Analysis: Clause 9.1 was capable of more than one construction. The words "charges made by the licensee" and the expression "on average 117%" were significant and could not be treated as surplusage. Reading the clause in its natural and purposive sense, the provision was intended to permit revision of tariff rates with different increases across categories, while ensuring that the overall revenue realized from the revised charges did not exceed 17% over the revenue that would have been realized under the earlier interim tariff. An interpretation that capped every category at 17% would render the words "on average" meaningless and would also prevent the balancing of consumer interest, cross-subsidy, and revenue needs contemplated by the licence. The explanation to Section 26, which defined "tariff", did not control the meaning of "charges made" in Clause 9.1. The technical view of the Commission, once the erroneous equation of "charges" with category-wise tariff rates was set aside, supported the appellant's construction.

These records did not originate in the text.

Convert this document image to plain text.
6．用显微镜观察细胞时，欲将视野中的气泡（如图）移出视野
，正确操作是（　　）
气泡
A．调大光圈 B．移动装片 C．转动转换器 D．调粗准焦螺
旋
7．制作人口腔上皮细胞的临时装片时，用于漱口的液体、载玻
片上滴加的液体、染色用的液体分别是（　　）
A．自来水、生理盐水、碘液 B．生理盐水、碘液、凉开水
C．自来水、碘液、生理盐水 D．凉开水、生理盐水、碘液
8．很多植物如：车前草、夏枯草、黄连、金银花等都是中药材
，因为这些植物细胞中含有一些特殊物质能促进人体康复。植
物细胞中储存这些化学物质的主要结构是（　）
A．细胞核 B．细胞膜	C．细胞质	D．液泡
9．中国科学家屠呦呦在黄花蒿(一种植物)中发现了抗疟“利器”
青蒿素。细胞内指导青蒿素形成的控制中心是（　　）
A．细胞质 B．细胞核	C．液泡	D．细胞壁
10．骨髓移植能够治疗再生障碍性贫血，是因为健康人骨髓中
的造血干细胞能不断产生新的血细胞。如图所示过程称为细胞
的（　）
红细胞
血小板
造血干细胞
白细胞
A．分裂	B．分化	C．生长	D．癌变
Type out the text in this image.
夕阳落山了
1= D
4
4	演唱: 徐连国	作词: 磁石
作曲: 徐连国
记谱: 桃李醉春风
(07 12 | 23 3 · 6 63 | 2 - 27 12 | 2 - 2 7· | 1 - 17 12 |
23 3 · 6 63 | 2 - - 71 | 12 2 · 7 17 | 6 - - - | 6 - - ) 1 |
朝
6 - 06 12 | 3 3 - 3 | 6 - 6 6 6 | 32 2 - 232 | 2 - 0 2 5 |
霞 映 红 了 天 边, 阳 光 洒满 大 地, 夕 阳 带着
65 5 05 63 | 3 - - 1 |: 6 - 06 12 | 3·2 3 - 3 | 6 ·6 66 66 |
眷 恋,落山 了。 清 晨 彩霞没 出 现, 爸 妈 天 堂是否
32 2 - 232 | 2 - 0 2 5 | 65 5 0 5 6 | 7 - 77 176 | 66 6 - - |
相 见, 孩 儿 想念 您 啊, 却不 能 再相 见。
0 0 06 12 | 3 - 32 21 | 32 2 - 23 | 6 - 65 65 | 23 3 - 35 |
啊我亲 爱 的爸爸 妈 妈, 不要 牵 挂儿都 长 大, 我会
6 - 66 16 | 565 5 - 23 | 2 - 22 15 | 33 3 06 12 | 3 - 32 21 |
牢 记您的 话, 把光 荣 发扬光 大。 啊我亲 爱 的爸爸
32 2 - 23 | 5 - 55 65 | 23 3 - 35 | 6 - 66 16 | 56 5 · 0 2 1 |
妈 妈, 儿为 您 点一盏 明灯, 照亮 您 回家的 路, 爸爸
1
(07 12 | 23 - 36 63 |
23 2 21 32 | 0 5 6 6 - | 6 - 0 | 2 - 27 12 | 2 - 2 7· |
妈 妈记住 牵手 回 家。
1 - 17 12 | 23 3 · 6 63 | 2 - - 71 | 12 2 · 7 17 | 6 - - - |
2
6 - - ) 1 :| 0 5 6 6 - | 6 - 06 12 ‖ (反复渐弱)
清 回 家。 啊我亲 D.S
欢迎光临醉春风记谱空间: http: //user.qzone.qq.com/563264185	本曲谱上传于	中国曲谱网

Conclusion: Clause 9.1 authorised category-wise differential increases so long as the overall average revenue increase remained within the stipulated ceiling, and the tariff notification dated 13.5.1996 was valid.
Ratio Decidendi: Where a licensing condition permits charges not to exceed a stated percentage "on average", the ceiling applies to the overall revenue effect and not to each individual consumer category, if that construction gives effect to all the words used and advances the object of the provision.